Railway Investigation Report R95S0036
The Transportation Safety Board of Canada (TSB) investigated this occurrence for the purpose of advancing transportation safety. It is not the function of the Board to assign fault or determine civil or criminal liability.
Between CSX Yard Assignment and
Canadian National Freight Train No. A-405-3A-01
Mile 17.5, CSX Sarnia Subdivision
01 April 1995
On 01 April 1995, at approximately 1045 eastern standard time, a CSX Transportation Inc. (CSX) yard assignment collided with Canadian National (CN) train No. A-405-3A-01 (train 405) proceeding south on the main track at Mile 17.5 of the CSX Sarnia Subdivision in Chatham Yard. Four cars on train 405 and the CSX locomotive derailed. No one was injured.
Other Factual Information
The crew of the yard assignment commenced switching operations in the yard at approximately 1030(1) on 01 April 1995. The crew consisted of a locomotive engineer, a foreman and a brakeman. All crew members met the rest and fitness requirements established to ensure the safe operation of trains.
The first assignment for the CSX crew had required them to collect cars from tracks Nos. 2, 3, 4 and 5 then switch them out for delivery to industry. They had coupled onto a total of 11 cars from tracks Nos. 2, 3 and 4. The locomotive was orientated with the short hood facing south.
The conductor then advised the locomotive engineer to back north pulling cars out of track No. 4 and stop clear of the main track, approximately 800 feet northward. He then walked to the cars in track No. 5 which they would be coupling onto next. The brakeman, anticipating the arrival of train 405, lined the main track switch to normal, and positioned himself to inspect the approaching train.
Train 405 was travelling on the main track within yard limits at approximately 10 mph under authority of an Occupancy Control System (OCS) clearance issued by the CSX rail traffic controller located in St. Thomas. The crew of train 405 had contacted the yard assignment crew by radio to ensure that the route would be clear.

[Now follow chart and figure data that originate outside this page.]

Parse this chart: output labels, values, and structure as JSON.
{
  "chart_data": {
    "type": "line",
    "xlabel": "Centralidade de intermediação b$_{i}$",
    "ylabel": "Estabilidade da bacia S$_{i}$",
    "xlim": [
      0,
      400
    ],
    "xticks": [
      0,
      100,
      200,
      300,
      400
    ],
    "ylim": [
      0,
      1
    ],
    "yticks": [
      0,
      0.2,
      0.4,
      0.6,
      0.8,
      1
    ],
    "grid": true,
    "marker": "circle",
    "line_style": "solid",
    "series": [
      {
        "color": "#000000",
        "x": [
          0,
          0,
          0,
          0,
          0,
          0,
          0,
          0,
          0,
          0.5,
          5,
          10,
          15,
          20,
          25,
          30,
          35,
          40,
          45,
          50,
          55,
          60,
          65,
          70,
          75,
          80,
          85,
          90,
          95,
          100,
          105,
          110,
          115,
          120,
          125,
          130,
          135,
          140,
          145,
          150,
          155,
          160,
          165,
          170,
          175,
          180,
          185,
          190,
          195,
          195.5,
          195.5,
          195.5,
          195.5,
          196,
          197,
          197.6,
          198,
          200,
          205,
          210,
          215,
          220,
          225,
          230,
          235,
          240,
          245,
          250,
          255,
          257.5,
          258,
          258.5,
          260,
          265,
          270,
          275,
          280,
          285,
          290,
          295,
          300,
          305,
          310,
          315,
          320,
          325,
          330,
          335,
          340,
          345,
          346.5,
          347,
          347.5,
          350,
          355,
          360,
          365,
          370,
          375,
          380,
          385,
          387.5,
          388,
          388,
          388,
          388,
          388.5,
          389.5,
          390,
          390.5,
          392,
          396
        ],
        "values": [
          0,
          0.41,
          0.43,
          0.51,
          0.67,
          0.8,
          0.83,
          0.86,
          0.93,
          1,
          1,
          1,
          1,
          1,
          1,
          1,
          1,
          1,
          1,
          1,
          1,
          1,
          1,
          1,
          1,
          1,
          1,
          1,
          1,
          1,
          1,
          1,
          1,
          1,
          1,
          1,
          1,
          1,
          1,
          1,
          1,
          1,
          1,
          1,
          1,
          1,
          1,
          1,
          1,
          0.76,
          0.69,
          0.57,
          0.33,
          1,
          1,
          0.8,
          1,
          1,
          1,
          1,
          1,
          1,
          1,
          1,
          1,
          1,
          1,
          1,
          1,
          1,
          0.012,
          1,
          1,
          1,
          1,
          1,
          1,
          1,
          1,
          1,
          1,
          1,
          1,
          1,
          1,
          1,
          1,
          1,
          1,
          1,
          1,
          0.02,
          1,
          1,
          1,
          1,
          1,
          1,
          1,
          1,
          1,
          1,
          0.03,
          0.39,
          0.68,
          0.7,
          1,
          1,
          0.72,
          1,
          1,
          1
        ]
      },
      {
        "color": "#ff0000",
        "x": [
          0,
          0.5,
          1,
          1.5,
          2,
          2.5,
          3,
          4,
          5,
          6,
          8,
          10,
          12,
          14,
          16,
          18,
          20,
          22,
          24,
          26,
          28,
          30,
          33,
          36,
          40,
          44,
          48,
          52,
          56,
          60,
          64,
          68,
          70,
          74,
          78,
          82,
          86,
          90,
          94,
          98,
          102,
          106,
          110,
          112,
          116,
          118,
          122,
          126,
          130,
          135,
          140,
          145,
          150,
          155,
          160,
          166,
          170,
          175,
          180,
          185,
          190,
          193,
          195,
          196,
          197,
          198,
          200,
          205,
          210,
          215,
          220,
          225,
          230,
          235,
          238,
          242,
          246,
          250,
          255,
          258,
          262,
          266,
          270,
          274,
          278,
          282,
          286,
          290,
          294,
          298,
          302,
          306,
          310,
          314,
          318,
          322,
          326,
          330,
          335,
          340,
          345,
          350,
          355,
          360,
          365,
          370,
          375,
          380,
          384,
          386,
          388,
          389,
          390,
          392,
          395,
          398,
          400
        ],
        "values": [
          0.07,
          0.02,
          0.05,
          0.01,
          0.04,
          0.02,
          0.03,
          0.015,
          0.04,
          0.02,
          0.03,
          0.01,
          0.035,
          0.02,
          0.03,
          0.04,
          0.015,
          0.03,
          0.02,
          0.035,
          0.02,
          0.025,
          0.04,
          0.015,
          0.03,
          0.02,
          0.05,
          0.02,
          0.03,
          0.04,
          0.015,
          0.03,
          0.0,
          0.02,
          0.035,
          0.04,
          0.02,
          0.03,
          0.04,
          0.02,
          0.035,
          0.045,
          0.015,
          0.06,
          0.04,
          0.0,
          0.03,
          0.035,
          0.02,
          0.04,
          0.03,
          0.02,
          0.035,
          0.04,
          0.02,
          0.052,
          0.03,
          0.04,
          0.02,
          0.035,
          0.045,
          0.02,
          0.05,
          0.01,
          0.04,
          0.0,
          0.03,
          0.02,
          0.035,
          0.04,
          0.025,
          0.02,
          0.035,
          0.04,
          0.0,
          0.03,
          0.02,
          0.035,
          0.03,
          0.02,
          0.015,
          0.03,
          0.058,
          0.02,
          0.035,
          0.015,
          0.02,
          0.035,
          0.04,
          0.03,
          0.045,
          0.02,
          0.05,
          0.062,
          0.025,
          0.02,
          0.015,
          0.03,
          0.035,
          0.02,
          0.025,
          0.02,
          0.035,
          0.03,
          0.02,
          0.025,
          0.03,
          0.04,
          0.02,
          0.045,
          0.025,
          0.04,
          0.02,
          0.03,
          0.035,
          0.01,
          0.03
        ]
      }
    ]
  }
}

Having received and repeated the conductor's instructions, the locomotive engineer commenced movement northward at an estimated speed of 2 mph or 3 mph. The locomotive engineer, concerned about the location of the conductor, continued to look southward in the direction of the conductor's last known location and did not observe the route ahead. The brakeman inspecting the CN train observed that the yard assignment was approaching too close and radioed for him to stop. The locomotive engineer immediately initiated an emergency brake application but struck the side of the CN train. The 16th through 19th cars on the CN train derailed along with the CSX locomotive. All the derailed equipment remained upright but damaged.
Train 405 had been cleared to pass through Chatham on the main track within yard limits and was operating as required.
The CSX locomotive engineer understood that he was to stop clear of the main track for train 405. However, he had concentrated his attention on the location of the conductor, and was moving the train without observing ahead or having made arrangements for the brakeman to direct the movement. Although the orientation of the locomotive (long hood leading) would have impaired his ability to see forward, this situation is not viewed as a cause or a contributing factor to the accident. The CSX locomotive engineer inadvertently fouled the main track and struck the passing CN train.
- Train 405 was passing through Chatham on the main track within yard limits in accordance with requirements.
- The CSX locomotive engineer was aware of the CN southward movement.
- The CSX locomotive engineer focused his attention on the positioning of the conductor and did not observe the route ahead of the movement.
Causes and Contributing Factors
The CSX locomotive engineer inadvertently fouled the main track after inappropriately focusing his attention on the location of the conductor instead of the route ahead.
This report concludes the Transportation Safety Board's investigation into this occurrence. Consequently, the Board, consisting of Chairperson, John W. Stants, and members Zita Brunet and Maurice Harquail, authorized the release of this report on 17 January 1996.